私は何の返事も出来てはいないけれど、それでも彼から一言聞けただけで自分が思っているより満足だった。きっと、ランチアは骸さんから何かを受けている。それは恐らく私との手合わせで見せた、あの武器の効果の一つじゃないだろうか。
 でも、逃げる気も無さそうで、私の記憶の彼ならきっとその力だってあるはずなのに。また機会があれば…聞けるのだろうか。

 と、そこまで考えている間に家に着いたので思考はストップ。
 私はほとんど当時の記憶を覚えていなかったけど、私を拾ってくれたその日に彼らは私の住所を聞いてくれて、私がそれを正直に答えた。

 彼らが私にしてくれた、初めてのこと。それは私の家の確保だった。それは決して優しさではなく、周りの、突然現れたどこの馬の骨とも知らぬ私を早く日本に帰したい人たちの考えだったみたいだけれど結局のところ私はそのままヴァリアーに居着いた。
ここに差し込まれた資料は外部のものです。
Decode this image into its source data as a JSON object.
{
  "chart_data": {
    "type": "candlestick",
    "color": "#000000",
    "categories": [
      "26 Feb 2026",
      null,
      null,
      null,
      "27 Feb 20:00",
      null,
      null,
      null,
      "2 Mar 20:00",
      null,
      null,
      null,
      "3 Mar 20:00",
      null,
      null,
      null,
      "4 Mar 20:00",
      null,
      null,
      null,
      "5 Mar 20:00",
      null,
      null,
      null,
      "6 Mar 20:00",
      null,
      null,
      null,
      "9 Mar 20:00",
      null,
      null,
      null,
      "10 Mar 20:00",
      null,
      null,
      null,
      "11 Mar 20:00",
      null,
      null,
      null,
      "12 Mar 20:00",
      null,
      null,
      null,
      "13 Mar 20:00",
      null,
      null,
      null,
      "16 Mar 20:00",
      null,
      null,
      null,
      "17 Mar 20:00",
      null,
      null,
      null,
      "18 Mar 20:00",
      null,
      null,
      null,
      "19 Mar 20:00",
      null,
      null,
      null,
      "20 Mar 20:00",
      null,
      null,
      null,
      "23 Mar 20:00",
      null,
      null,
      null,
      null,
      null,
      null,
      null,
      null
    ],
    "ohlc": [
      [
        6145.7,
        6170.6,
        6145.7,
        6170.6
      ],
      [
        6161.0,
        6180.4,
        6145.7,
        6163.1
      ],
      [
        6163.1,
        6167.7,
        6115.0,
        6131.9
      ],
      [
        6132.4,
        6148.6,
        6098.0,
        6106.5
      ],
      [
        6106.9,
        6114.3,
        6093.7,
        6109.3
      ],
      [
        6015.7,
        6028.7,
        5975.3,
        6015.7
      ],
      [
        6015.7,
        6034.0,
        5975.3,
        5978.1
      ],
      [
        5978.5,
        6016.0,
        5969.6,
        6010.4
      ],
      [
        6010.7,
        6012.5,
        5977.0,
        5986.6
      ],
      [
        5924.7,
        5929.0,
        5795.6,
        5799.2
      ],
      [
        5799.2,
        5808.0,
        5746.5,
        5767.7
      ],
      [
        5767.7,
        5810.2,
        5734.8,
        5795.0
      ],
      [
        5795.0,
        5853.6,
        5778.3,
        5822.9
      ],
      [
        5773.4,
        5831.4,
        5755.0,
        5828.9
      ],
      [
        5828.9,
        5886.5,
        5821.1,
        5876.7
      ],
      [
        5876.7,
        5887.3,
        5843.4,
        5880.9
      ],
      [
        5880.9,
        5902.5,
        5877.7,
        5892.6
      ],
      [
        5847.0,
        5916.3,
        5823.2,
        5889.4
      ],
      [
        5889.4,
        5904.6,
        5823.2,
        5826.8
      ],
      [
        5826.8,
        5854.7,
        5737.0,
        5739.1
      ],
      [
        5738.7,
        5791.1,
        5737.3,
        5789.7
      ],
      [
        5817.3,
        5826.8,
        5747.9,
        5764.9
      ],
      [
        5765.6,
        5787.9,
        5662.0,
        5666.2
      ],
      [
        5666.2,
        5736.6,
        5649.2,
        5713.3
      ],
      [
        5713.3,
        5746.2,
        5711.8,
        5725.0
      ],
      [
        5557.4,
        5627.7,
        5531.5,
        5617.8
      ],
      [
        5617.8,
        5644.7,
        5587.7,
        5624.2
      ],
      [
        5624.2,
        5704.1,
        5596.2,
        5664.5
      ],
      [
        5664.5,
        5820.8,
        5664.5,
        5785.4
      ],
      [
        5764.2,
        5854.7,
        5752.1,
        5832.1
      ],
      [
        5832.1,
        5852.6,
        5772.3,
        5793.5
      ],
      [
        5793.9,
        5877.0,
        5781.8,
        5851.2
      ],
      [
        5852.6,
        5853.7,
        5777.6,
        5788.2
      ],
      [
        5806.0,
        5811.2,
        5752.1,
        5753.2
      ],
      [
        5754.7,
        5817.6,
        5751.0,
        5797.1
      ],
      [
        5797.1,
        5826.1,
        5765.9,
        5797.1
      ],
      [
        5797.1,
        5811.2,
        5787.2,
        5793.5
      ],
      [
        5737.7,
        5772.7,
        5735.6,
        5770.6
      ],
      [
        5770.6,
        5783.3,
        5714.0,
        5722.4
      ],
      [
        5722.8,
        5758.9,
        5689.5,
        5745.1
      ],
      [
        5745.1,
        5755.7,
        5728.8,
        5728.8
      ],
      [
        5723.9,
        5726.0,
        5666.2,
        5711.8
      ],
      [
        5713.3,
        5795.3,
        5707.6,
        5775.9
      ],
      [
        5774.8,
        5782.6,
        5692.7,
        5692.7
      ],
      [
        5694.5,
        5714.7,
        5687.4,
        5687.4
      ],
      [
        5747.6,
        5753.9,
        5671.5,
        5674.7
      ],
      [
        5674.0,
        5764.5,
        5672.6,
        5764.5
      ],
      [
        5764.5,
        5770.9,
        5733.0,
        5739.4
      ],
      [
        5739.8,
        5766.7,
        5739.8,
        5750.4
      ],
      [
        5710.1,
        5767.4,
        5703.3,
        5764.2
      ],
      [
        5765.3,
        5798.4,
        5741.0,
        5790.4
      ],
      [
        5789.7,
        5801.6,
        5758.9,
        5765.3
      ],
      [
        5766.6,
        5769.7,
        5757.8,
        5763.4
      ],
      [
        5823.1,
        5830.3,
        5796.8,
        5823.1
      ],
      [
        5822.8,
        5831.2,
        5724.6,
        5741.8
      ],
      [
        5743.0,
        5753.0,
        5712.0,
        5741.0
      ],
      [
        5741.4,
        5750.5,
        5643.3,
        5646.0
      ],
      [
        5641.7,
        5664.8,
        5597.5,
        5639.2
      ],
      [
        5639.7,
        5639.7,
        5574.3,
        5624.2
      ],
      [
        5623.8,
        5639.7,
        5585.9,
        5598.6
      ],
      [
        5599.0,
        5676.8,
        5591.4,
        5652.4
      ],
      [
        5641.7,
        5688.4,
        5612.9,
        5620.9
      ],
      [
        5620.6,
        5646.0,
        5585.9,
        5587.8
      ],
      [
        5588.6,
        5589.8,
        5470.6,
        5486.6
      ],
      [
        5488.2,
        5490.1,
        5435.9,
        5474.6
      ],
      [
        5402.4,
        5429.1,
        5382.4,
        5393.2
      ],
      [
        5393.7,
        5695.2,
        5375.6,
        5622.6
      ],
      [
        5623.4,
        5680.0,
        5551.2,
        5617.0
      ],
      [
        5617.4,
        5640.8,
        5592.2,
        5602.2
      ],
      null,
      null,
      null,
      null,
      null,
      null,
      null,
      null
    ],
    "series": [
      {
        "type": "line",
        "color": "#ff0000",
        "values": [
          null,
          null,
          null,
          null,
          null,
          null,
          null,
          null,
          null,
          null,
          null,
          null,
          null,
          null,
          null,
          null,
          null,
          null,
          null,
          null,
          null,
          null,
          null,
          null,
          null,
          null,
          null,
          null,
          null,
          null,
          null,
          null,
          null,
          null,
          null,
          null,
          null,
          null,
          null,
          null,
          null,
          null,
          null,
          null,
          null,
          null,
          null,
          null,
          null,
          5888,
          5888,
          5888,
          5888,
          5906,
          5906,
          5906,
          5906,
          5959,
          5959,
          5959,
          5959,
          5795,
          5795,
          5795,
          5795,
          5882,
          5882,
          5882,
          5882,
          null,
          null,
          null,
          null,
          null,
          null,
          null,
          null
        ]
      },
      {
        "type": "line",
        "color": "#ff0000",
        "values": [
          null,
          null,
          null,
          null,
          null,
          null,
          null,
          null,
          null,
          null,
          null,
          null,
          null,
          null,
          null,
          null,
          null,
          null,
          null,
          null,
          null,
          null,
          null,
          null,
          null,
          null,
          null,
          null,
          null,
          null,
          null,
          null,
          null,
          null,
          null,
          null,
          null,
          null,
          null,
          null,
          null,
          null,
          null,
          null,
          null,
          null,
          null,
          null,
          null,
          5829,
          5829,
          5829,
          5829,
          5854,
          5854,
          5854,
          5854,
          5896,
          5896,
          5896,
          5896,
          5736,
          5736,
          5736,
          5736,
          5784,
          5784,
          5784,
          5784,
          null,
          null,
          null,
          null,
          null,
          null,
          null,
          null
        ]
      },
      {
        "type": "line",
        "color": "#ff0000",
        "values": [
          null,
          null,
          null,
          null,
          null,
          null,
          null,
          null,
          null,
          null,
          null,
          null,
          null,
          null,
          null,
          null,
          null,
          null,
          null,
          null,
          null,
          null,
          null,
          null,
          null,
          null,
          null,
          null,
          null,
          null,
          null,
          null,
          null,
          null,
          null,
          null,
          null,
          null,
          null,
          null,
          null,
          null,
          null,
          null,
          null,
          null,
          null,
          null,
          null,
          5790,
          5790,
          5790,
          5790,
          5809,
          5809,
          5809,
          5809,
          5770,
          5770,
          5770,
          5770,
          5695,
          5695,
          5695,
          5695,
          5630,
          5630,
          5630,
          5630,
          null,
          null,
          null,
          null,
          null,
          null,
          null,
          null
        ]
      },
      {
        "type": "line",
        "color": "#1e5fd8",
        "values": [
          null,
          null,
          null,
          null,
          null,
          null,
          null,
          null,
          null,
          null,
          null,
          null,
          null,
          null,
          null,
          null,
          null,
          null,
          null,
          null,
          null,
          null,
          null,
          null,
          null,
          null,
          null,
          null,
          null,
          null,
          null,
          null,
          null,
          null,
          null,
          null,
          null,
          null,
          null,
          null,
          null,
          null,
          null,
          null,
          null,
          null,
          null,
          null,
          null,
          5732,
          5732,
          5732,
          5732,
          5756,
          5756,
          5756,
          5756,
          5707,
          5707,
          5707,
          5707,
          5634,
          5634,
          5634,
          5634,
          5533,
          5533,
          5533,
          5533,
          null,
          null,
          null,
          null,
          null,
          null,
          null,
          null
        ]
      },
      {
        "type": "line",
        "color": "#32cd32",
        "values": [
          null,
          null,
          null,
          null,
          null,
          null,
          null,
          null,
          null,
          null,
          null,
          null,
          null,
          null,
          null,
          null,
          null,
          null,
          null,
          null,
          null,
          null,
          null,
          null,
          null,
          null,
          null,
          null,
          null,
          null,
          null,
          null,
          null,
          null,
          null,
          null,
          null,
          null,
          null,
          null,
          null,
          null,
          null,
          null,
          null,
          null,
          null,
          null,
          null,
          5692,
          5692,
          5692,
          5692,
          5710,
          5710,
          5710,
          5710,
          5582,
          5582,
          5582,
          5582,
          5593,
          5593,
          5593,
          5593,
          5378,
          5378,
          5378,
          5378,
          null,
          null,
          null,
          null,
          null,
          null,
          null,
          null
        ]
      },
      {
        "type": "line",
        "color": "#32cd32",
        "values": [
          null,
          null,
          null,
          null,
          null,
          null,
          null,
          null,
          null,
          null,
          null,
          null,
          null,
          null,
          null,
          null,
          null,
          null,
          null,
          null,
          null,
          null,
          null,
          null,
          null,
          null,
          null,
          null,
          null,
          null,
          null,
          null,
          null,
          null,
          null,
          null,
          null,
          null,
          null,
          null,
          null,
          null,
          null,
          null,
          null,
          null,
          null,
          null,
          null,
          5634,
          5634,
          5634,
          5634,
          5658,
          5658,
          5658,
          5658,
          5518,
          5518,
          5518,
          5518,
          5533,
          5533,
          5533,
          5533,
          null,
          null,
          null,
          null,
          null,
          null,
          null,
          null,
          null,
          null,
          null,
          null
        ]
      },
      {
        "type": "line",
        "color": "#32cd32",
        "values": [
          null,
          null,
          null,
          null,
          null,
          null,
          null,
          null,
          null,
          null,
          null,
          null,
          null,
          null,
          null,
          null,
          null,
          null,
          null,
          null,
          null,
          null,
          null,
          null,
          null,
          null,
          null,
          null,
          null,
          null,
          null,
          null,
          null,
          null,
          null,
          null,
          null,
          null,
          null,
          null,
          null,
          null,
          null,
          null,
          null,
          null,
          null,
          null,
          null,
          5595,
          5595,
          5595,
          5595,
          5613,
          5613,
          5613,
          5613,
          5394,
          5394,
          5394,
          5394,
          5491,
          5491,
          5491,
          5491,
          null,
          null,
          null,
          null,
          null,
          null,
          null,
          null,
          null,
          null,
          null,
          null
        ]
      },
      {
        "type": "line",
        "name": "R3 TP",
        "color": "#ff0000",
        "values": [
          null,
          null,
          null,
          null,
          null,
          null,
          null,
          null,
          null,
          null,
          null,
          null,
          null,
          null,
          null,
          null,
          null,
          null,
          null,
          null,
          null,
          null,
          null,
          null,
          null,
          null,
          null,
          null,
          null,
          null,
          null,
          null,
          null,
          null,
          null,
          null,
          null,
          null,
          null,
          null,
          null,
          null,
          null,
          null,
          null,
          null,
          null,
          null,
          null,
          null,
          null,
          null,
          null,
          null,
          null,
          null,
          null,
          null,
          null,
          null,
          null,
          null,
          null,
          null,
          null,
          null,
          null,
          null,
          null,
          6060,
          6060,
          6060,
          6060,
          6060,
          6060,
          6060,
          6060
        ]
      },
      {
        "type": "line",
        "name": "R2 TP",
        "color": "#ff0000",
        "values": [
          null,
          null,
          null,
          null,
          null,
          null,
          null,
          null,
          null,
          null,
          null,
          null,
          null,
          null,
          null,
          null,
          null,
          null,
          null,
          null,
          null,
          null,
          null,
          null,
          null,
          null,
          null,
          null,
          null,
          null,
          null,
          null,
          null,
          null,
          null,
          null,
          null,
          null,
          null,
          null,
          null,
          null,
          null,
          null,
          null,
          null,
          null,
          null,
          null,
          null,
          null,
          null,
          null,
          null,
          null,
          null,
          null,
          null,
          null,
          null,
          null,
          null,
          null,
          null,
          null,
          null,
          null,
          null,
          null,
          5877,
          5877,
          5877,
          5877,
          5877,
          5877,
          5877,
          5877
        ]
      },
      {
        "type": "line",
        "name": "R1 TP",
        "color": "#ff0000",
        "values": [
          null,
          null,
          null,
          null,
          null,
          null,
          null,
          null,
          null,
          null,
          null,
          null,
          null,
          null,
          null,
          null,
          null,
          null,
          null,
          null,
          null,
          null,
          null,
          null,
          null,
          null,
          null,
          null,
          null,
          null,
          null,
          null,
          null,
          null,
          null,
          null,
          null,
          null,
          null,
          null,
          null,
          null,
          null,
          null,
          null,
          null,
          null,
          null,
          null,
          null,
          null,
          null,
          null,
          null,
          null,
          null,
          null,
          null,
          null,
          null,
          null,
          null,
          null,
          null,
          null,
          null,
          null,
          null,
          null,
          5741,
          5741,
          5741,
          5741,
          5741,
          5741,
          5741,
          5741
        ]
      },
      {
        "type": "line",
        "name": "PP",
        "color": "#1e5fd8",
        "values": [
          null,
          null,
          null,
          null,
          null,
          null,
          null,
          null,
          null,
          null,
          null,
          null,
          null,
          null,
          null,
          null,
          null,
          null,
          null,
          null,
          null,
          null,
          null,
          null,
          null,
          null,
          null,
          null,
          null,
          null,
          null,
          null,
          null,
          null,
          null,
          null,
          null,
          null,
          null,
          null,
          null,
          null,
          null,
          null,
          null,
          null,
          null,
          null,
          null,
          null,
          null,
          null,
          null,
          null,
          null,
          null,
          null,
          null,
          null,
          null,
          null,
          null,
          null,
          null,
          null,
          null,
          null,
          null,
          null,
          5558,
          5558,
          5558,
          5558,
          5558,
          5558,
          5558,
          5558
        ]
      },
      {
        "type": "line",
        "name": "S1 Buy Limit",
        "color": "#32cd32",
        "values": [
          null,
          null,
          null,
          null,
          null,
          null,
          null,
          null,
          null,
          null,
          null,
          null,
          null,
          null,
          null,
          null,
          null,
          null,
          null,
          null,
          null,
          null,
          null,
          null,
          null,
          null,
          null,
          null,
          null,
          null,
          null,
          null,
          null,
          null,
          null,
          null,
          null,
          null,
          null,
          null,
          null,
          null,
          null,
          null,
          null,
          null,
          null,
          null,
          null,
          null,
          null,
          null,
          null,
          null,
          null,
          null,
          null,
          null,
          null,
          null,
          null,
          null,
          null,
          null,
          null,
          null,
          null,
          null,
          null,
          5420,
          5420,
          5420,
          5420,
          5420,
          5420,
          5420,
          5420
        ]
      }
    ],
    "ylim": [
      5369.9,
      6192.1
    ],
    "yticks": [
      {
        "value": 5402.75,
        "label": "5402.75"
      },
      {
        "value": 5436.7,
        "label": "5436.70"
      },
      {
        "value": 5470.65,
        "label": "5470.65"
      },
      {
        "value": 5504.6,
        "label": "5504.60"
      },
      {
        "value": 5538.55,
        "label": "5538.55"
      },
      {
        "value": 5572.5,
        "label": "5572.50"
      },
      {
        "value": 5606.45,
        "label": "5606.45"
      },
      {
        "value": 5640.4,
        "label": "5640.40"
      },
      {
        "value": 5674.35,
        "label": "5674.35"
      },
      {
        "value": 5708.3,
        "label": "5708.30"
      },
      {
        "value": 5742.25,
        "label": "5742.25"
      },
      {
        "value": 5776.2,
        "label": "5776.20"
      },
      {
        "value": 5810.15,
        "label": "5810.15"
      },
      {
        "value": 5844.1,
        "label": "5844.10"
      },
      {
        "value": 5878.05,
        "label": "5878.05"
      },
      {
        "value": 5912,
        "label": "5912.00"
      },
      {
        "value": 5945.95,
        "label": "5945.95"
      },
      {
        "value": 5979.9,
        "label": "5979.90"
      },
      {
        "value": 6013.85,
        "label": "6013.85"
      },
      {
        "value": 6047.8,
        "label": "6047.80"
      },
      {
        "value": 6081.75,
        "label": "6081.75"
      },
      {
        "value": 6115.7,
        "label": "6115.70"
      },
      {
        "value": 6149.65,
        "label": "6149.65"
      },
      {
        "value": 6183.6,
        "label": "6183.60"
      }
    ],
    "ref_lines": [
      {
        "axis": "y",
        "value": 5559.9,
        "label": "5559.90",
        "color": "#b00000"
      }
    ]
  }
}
帰りたくないと駄々を捏ねたというのが正解なのかもしれない。
 本当に不要なら放り出せばよかったのだから何だかんだマフィアとか言っても律儀なところはすごく律儀。

「…開いてる」

 小さな一戸建てのこの家に盗むものなんて何もありはしないし、勿論戸締りを忘れるなんてミスもしてないはずだというのに。
 ドアを大きく開くと玄関からリビングへ続く廊下にはナイフが散らばっていたのを確認。一応念の為と床に張り巡らせたワイヤーに足を引っ掛けたらナイフが飛んでくるっていう初歩的なトラップがことごとく潰されているのにも関わらず、血がひとつも見えない。

 つまり全部を弾いてしまったのか、大層な防具をしているか。それはどちらにせよただの空き巣である可能性だけは無いことを示していた。

 ケーキをリビング机に置いてナイフを構える。私の思い出の場所を汚すのは何人たりとも許さないんだから。
 息を潜め、各所を確認し、最後に自分の部屋を開けると…居た。ご丁寧に布団をしっかり被った空き巣は私の部屋で寝ているのだ。あんまりにも馬鹿らしくて、思わず脱力しかけたけれど敵は敵に違いないし乙女の寝床に入り込むだなんて何てデリカシーのない。

「…そこは有料なんだけど」

 布団に手をかけた瞬間、手首を取られ視界が反転。身体が深く沈んで視界が一瞬グラグラと揺れる。
 あーあ。もうホント、やになっちゃう。

「久々だなあ、ユウ」

 サラリと細い銀髪が私の頬を撫でた。
 鍵も針金か何かでこじ開けた様子もなかったし、腕も立つ人間と判断して、もしかして、とかまさか、とか途中から思っていたけど本当にこいつか。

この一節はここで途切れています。